Van Cortlandt Park is an amazing 1,146 acres that stretches out across the northern edge of the Bronx. I head for this area every chance I get. Sometimes I walk along one of the trails or I sit on a bench at the lakeside and watch the ducks and geese glide across the water’s surface.
Every year the birds in the area produce a burst of clutches and it’s always a delight to see fuzzy ducklings and perky baby mallards trailing behind their parents. I’ve also become accustomed to seeing a pair of Mute Swans joining this waterfowl grouping. The swans do their bit for the area, too, and every summer I’ve seen a family of swans traveling across the lake and marshland.

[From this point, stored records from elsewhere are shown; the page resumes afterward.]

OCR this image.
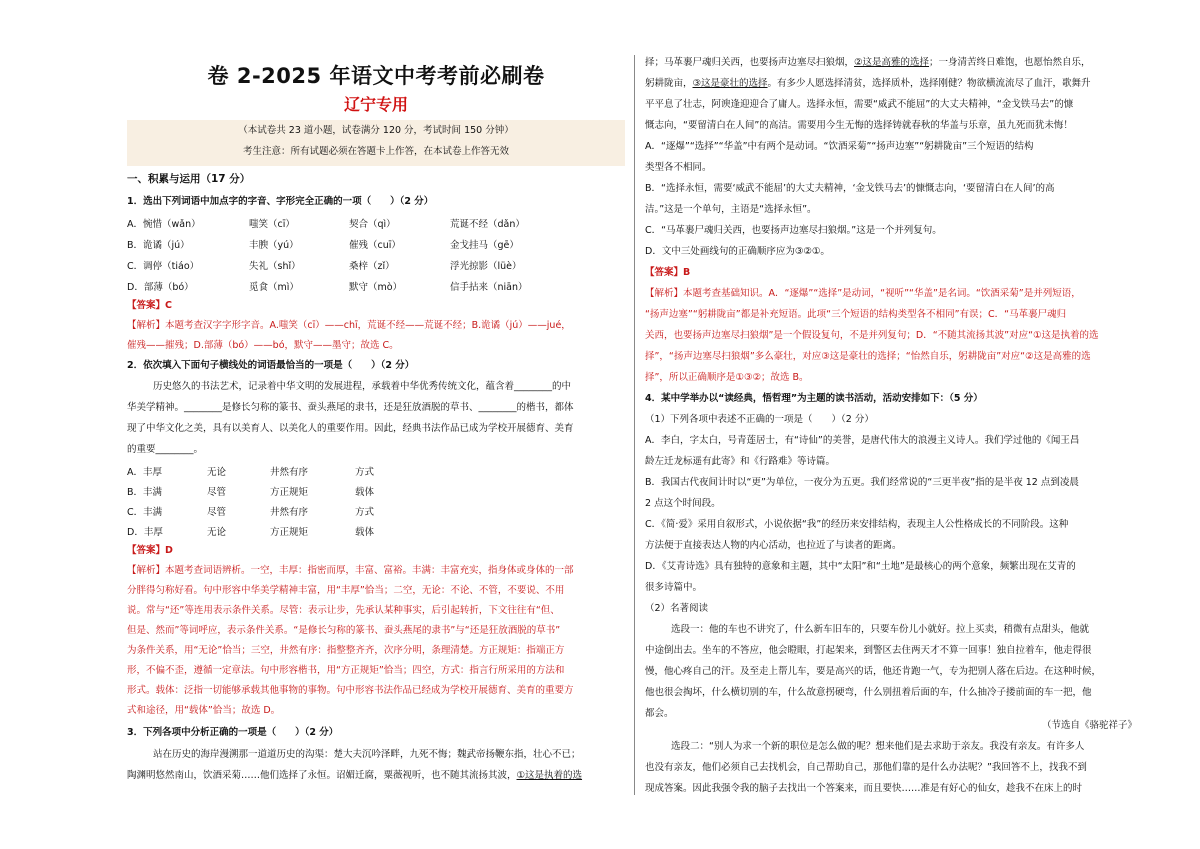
卷 2-2025 年语文中考考前必刷卷
辽宁专用
（本试卷共 23 道小题，试卷满分 120 分，考试时间 150 分钟）
考生注意：所有试题必须在答题卡上作答，在本试卷上作答无效
一、积累与运用（17 分）
1．选出下列词语中加点字的字音、字形完全正确的一项（　　）（2 分）
A．惋惜（wǎn）	嗤笑（cī）	契合（qì）	荒诞不经（dǎn）
B．诡谲（jú）	丰腴（yú）	催残（cuī）	金戈挂马（gē）
C．调停（tiáo）	失礼（shǐ）	桑梓（zǐ）	浮光掠影（lüè）
D．部薄（bó）	觅食（mì）	默守（mò）	信手拈来（niān）
【答案】C
【解析】本题考查汉字字形字音。A.嗤笑（cī）——chī，荒诞不经——荒诞不经；B.诡谲（jú）——jué，
催残——摧残；D.部薄（bó）——bó，默守——墨守；故选 C。
2．依次填入下面句子横线处的词语最恰当的一项是（　　）（2 分）
历史悠久的书法艺术，记录着中华文明的发展进程，承载着中华优秀传统文化，蕴含着________的中
华美学精神。________是修长匀称的篆书、蚕头燕尾的隶书，还是狂放酒脱的草书、________的楷书，都体
现了中华文化之美，具有以美育人、以美化人的重要作用。因此，经典书法作品已成为学校开展德育、美育
的重要________。
A．丰厚	无论	井然有序	方式
B．丰满	尽管	方正规矩	载体
C．丰满	尽管	井然有序	方式
D．丰厚	无论	方正规矩	载体
【答案】D
【解析】本题考查词语辨析。一空，丰厚：指密而厚，丰富、富裕。丰满：丰富充实，指身体或身体的一部
分胖得匀称好看。句中形容中华美学精神丰富，用“丰厚”恰当；二空，无论：不论、不管，不要说、不用
说。常与“还”等连用表示条件关系。尽管：表示让步，先承认某种事实，后引起转折，下文往往有“但、
但是、然而”等词呼应，表示条件关系。“是修长匀称的篆书、蚕头燕尾的隶书”与“还是狂放酒脱的草书”
为条件关系，用“无论”恰当；三空，井然有序：指整整齐齐，次序分明，条理清楚。方正规矩：指端正方
形，不偏不歪，遵循一定章法。句中形容楷书，用“方正规矩”恰当；四空，方式：指言行所采用的方法和
形式。载体：泛指一切能够承载其他事物的事物。句中形容书法作品已经成为学校开展德育、美育的重要方
式和途径，用“载体”恰当；故选 D。
3．下列各项中分析正确的一项是（　　）（2 分）
站在历史的海岸漫溯那一道道历史的沟渠：楚大夫沉吟泽畔，九死不悔；魏武帝扬鞭东指，壮心不已；
陶渊明悠然南山，饮酒采菊……他们选择了永恒。诏媚迁腐，粟薇视听，也不随其流扬其波，①这是执着的选
择；马革裹尸魂归关西，也要扬声边塞尽扫狼烟，②这是高雅的选择；一身清苦终日难饱，也愿怡然自乐，
躬耕陇亩，③这是豪壮的选择。有多少人愿选择清贫，选择质朴，选择刚健？物欲横流流尽了血汗，歌舞升
平平息了壮志，阿谀逢迎迎合了庸人。选择永恒，需要“威武不能屈”的大丈夫精神，“金戈铁马去”的慷
慨志向，“要留清白在人间”的高洁。需要用今生无悔的选择铸就春秋的华盖与乐章，虽九死而犹未悔！
A．“逐爆”“选择”“华盖”中有两个是动词。“饮酒采菊”“扬声边塞”“躬耕陇亩”三个短语的结构
类型各不相同。
B．“选择永恒，需要‘威武不能屈’的大丈夫精神，‘金戈铁马去’的慷慨志向，‘要留清白在人间’的高
洁。”这是一个单句，主语是“选择永恒”。
C．“马革裹尸魂归关西，也要扬声边塞尽扫狼烟。”这是一个并列复句。
D．文中三处画线句的正确顺序应为③②①。
【答案】B
【解析】本题考查基础知识。A．“逐爆”“选择”是动词，“视听”“华盖”是名词。“饮酒采菊”是并列短语，
“扬声边塞”“躬耕陇亩”都是补充短语。此项“三个短语的结构类型各不相同”有误；C．“马革裹尸魂归
关西，也要扬声边塞尽扫狼烟”是一个假设复句，不是并列复句；D．“不随其流扬其波”对应“①这是执着的选
择”，“扬声边塞尽扫狼烟”多么豪壮，对应③这是豪壮的选择；“怡然自乐，躬耕陇亩”对应“②这是高雅的选
择”，所以正确顺序是①③②；故选 B。
4．某中学举办以“读经典，悟哲理”为主题的读书活动，活动安排如下：（5 分）
（1）下列各项中表述不正确的一项是（　　）（2 分）
A．李白，字太白，号青莲居士，有“诗仙”的美誉，是唐代伟大的浪漫主义诗人。我们学过他的《闻王昌
龄左迁龙标遥有此寄》和《行路难》等诗篇。
B．我国古代夜间计时以“更”为单位，一夜分为五更。我们经常说的“三更半夜”指的是半夜 12 点到凌晨
2 点这个时间段。
C．《简·爱》采用自叙形式，小说依据“我”的经历来安排结构，表现主人公性格成长的不同阶段。这种
方法便于直接表达人物的内心活动，也拉近了与读者的距离。
D．《艾青诗选》具有独特的意象和主题，其中“太阳”和“土地”是最核心的两个意象，频繁出现在艾青的
很多诗篇中。
（2）名著阅读
选段一：他的车也不讲究了，什么新车旧车的，只要车份儿小就好。拉上买卖，稍微有点甜头，他就
中途倒出去。坐车的不答应，他会瞪眼，打起架来，到警区去住两天才不算一回事！独自拉着车，他走得很
慢，他心疼自己的汗。及至走上帮儿车，要是高兴的话，他还肯跑一气，专为把别人落在后边。在这种时候，
他也很会掏坏，什么横切别的车，什么故意拐硬弯，什么别扭着后面的车，什么抽冷子搂前面的车一把，他
都会。
（节选自《骆驼祥子》
选段二：“别人为求一个新的职位是怎么做的呢？想来他们是去求助于亲友。我没有亲友。有许多人
也没有亲友，他们必须自己去找机会，自己帮助自己，那他们靠的是什么办法呢？”我回答不上，找我不到
现成答案。因此我强令我的脑子去找出一个答案来，而且要快……准是有好心的仙女，趁我不在床上的时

But this winter though the area was filled with more geese than I could possibly ever count, there was only one Mute Swan. I went back to the park several times this winter, and each time I saw only one swan.
It’s spring now and on my last trip to the park I saw Willows, the first trees to begin the bold greening this early in the season and I saw several Skunk Cabbage plants stretching out of the mud and unfurling their large juicy leaves reaching up into the bright warm sunshine. Tidy mallard pairs moved in unison across the lake. And still, I saw only one swan.
According to the magazine “Wildlife Conservation” Mute Swans ‘have a triangular naked black area in front of the eyes and a black knob above the deep orange bill. The fleshy knob is more prominent on the males’. So, looking at the photo that I took of this bird, I believe that the lone swan is a male.
The sad thing about this is that a pair of these regal birds has been nesting in Van Cortlandt Park since 1983 producing a clutch of at least three cygnets each year. I doubt very much if it has been the same two swans all these years that has been populating the parklands, but the last mating pair may have been distant relatives of the original pair. Science, through modern genetic techniques, is discovering that ‘divorces’ are somewhat common among swans, particularly after a nesting failure, however, these birds tend to be monogamous.
I don’t know what happened to the other swan, whether it was a divorce or a death that parted this couple, but it will be interesting to see what happens next and if the park rangers will introduce another swan? As I watched this lone swan glide across the lake there was great dignity in his pose and I see no sign of regret or sadness and I cannot help but wonder if those are feelings only we humans experience. The Mute Swan still up-ends himself the way he has always done to get at the tubers, stems and other aquatic and submerged plants. He still sits in the middle of the marshland grooming himself in the warm spring sunshine. It is I who will miss seeing the Mute Swan family. I will miss the cygnets and watching the protective parents and I wish that I had taken a photograph of one of the swan families several years ago when I had a chance.
I wonder if this Mute Swan is lonely and then I remember that a very sad an lonely woman once told me she had survived a personal tragedy because the days just kept coming, one after the other, no matter what happened.